Mein Mann wird fünfzig
Mein Mann wird fünfzig und ein bisschen sehe ich ihm schon an, dass dieses Ereignis einen kleinen Schatten auf meinen „jugendlichen Helden“ wirft. Eigentlich ist er nicht eitel, aber jetzt fragt er mich doch gelegentlich, ob das Sakko auch sitzt. Und immer öfter reden wir von früher- von der Studienzeit, von alten Freunden, von den Reisen, die wir machten, bevor die Kinder kamen. Darüber spricht er jetzt gern, von einer Geburtstagsfeier will er nichts hören.
„Wir machen es wie immer, mach’ bloß kein Aufhebens!“ Wie immer- das heißt bei uns: die Verwandtschaft- ganz traditionell mit Kaffee und Kuchen am Nachmittag und kalten Platten am Abend. Mit einer Servicekraft, die im wirklichen Leben Ehefrau, Mutter und medizinisch- technische Assistentin ist. Das heißt, Wohnung auf Hochglanz polieren, ungebügelte Wäsche verschwinden lassen – schließlich kommt die Schwiegermama- Kuchen backen, Platten vorbereiten, alles strahlend und so nebenbei. Das bisschen Haushalt, meine Schwägerin schafft das mit links.
Nach so vielen gemeinsamen Jahren hat er es verdient, dass ich ihm eine Freude mache und ich habe es verdient, dass ich dabei auch ein bisschen an mich denke! Ich plane also ihn zu überraschen- mit einem Fest, das einmal anders läuft- nicht „wie immer“.

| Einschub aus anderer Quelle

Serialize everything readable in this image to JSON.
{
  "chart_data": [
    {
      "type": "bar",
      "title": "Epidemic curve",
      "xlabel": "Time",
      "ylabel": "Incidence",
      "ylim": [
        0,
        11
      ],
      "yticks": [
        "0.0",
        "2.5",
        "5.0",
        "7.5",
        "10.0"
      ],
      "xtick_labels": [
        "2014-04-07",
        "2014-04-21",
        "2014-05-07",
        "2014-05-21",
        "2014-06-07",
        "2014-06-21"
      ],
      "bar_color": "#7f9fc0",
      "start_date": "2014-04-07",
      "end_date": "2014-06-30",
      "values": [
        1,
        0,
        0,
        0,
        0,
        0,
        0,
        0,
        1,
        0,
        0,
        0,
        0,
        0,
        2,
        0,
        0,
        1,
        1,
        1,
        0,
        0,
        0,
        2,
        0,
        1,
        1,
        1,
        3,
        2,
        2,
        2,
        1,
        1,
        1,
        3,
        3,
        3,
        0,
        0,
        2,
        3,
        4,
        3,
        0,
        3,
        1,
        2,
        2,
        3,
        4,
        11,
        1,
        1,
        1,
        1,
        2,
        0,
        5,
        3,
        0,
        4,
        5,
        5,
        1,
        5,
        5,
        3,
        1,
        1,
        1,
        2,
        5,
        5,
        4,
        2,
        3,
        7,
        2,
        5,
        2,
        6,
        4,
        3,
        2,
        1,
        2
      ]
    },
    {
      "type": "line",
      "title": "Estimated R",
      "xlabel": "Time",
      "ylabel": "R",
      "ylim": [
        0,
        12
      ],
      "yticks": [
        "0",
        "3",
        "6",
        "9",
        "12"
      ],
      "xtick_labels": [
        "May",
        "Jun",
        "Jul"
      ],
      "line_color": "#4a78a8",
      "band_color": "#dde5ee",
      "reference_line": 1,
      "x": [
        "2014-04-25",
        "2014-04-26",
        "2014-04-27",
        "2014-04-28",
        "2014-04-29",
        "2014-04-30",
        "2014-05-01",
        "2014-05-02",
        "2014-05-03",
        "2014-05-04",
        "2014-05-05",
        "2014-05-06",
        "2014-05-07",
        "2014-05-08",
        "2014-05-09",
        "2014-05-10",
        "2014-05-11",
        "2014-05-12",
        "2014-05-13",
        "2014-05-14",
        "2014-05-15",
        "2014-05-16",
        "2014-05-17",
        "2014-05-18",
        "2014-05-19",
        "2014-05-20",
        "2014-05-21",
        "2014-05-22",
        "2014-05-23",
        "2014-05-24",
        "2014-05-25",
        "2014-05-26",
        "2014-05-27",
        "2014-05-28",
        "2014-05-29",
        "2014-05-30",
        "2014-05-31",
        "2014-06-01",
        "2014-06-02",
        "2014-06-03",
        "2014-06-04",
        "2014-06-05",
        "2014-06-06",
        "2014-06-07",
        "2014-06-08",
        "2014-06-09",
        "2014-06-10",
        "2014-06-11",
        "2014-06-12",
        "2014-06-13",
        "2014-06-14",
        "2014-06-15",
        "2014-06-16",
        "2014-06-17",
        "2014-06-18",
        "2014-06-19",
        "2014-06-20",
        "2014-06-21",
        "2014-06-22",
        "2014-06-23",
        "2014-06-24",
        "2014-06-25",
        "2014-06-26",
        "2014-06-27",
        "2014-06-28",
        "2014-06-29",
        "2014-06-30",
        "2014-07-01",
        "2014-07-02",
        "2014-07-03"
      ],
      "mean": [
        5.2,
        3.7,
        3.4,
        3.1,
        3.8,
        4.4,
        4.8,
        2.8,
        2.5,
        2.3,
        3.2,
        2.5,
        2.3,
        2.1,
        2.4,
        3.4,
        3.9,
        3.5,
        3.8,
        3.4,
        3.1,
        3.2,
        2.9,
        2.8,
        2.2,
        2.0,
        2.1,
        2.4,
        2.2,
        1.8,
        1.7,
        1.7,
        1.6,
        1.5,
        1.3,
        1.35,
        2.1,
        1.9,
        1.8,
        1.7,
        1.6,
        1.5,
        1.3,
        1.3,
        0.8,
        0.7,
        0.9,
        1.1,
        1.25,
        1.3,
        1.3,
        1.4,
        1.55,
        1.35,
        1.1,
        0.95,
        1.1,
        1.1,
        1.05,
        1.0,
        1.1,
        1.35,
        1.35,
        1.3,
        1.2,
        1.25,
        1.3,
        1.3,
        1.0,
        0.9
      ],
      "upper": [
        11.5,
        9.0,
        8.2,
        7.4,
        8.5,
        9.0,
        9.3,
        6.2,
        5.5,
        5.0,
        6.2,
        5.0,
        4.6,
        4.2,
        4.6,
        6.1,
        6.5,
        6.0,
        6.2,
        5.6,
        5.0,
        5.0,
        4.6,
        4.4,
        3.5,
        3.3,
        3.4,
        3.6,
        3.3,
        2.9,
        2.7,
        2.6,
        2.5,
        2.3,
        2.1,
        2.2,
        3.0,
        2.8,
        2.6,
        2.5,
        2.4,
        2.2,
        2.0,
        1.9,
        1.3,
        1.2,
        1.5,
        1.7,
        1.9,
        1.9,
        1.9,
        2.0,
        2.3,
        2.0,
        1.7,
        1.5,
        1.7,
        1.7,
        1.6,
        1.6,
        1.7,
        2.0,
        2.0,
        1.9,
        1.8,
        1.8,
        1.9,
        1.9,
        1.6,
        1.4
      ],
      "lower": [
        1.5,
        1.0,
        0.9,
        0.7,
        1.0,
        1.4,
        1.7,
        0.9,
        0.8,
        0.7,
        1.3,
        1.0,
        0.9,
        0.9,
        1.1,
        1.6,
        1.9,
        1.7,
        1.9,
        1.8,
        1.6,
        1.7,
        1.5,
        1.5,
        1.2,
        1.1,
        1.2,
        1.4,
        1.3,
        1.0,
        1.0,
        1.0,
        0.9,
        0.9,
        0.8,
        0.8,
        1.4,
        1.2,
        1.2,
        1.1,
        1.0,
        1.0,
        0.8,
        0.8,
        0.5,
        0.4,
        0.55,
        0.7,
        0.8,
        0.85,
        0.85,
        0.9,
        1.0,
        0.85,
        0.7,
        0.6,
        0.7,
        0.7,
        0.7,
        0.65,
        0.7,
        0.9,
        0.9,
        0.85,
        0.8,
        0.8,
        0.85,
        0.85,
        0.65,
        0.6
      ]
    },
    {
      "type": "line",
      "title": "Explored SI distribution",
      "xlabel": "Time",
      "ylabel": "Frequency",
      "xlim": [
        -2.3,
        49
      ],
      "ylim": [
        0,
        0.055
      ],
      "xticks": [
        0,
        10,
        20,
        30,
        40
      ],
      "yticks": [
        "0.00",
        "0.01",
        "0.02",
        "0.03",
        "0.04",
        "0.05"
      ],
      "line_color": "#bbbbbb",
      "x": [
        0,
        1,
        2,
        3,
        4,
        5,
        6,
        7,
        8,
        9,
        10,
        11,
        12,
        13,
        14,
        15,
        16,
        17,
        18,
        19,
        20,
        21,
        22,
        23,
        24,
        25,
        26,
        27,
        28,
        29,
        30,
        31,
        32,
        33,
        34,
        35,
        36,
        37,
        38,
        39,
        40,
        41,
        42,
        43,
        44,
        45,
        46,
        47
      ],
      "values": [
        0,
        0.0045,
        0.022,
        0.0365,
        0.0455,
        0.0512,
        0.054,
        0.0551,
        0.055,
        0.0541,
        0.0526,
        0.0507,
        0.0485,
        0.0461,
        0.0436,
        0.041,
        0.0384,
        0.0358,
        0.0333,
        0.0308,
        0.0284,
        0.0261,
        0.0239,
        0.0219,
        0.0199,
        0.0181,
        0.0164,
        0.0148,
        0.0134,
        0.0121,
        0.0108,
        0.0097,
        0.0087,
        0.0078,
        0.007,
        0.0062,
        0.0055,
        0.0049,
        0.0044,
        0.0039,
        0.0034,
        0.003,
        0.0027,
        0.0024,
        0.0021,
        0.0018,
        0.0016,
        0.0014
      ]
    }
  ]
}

Es soll ein Fest der „schönen Erinnerungen“ werden- ein Tag für uns beide. Familie? Ja, aber nicht als Mittelpunkt, kein Abend an dem Oma Kochtipps gibt, meine Schwägerin mir erzählt, wo Waschpulver am günstigsten ist und Onkel Frieder von seinem Hexenschuss berichtet.
Es fällt mir leicht alte Freunde und Studienkollegen ausfindig zu machen und anzurufen. Die meisten sind begeistert, nur wenige haben keine Zeit. So bin ich, mit Familie, ziemlich schnell auf einer Gästeliste von fast fünfzig Leuten. Hoppla- die wollen auch verköstigt werden! Der Platz ist kein Problem, wir haben einen großen Garten- doch beim „Fest der schönen Erinnerungen“ reichen meine Häppchen nicht. Ich weihe meine große Tochter ein. Dieses Kind kommt ganz nach mir- einfallsreich und kreativ.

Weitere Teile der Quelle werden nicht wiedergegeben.